Theme and Variations

Relating Music and Art
Curated by Becky Reilly

Peter Paul Rubens, Garden of Love, 1634



Peter Paul Rubens's recreation of Titian's eponymous painting embodies the court of King Louis XIV, the Sun King.  Settled in an elaborate new palace at Versailles, the king kept a lively court and ruled for longer than almost any other European monarch - more than 72 years.  The art of the time reflected this opulence, with painstaking detail and embellishment added to every aspect.  The Catholic Church encouraged the style as a means of emotional participation, inspiring Counter-Reformation sentiment.  Garden of Love emphasizes color, movement, and sensuality, a microcosm for the Baroque period.  Jean-Baptiste Lully's music reflects the same social movement and changing musical techniques.

A Flemish painter born in Germany, Peter Paul Rubens's art represents the dichotomy of the time.  Born into a Protestant family but raised as a Catholic, he created many religious paintings to fuel the Counter-Reformation.  But this updated study of Titian reflects the pacification and peaceful indulgence of the aristocracy.  The garden of love, interspersed with cherubs, represents fertility and wedded bliss, and he painted it to celebrate his marriage.  Two doves fly in the upper left corner opposite a creeping dog in the lower right, symbols of love and fidelity.  Everything from the carefully-constructed and manicured trees to the courtiers' rippling clothing indicates the prosperity of their little world, rich in the arts and far from poverty and continental war.
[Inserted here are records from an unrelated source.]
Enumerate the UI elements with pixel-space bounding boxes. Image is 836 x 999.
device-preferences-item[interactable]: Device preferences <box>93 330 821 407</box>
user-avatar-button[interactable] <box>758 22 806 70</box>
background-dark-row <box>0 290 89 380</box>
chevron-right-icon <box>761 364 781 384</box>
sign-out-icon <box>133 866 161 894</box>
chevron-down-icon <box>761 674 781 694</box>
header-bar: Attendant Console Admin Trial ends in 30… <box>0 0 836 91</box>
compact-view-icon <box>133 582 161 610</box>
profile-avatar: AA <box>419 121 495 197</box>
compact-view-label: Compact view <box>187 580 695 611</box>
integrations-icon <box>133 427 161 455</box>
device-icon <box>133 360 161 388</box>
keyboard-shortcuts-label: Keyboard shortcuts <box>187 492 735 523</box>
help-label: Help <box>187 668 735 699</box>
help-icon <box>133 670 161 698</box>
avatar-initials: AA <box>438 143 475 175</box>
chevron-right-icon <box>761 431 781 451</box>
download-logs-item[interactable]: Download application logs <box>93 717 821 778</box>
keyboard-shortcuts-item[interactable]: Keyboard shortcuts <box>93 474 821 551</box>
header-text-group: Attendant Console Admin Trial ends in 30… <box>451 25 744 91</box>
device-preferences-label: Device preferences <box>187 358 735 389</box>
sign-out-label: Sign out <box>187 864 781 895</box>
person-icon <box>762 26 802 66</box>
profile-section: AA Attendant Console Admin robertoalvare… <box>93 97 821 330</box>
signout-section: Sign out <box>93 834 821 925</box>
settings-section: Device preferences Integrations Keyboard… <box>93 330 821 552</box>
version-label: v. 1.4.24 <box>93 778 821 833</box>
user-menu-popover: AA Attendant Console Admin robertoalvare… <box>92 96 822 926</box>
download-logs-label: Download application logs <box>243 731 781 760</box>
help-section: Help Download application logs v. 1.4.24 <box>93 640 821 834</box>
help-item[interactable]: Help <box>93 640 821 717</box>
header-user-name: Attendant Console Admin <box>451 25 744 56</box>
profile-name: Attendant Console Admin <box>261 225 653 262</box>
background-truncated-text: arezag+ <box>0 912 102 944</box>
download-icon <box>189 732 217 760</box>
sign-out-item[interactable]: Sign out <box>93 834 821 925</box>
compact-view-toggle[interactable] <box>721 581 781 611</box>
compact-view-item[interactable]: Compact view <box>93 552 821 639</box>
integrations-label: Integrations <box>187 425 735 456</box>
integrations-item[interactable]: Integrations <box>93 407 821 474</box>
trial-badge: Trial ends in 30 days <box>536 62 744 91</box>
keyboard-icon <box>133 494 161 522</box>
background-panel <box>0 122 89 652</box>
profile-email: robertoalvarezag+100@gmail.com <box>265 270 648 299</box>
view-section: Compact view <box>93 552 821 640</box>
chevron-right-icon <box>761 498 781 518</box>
Music in the Baroque period underwent an astounding transition.  The first permanent orchestra in Europe, the Vingt-quatre Violons, appeared at Louis XIV's court, showing the increasing popularity of bow-using string instruments.  Jean-Baptiste Lully was one of the company's players by age seventeen and was entrusted to compose music for Molière's comédie-ballets, part of the first wave of French opera.  He joins several stately movements, updating medieval rhythms to contain new strings, bells, and fast waltz sections.  The entire collection in the video above lasts for over an hour, but the first three pieces (separated onscreen by numbers) should be enough to hear the rich depth of the sounds of Versailles.

Editor's Note: Over the summer, the site will host student-curated exhibits. They will run for seven posts, and then move onto the next exhibit. This was the course's final project.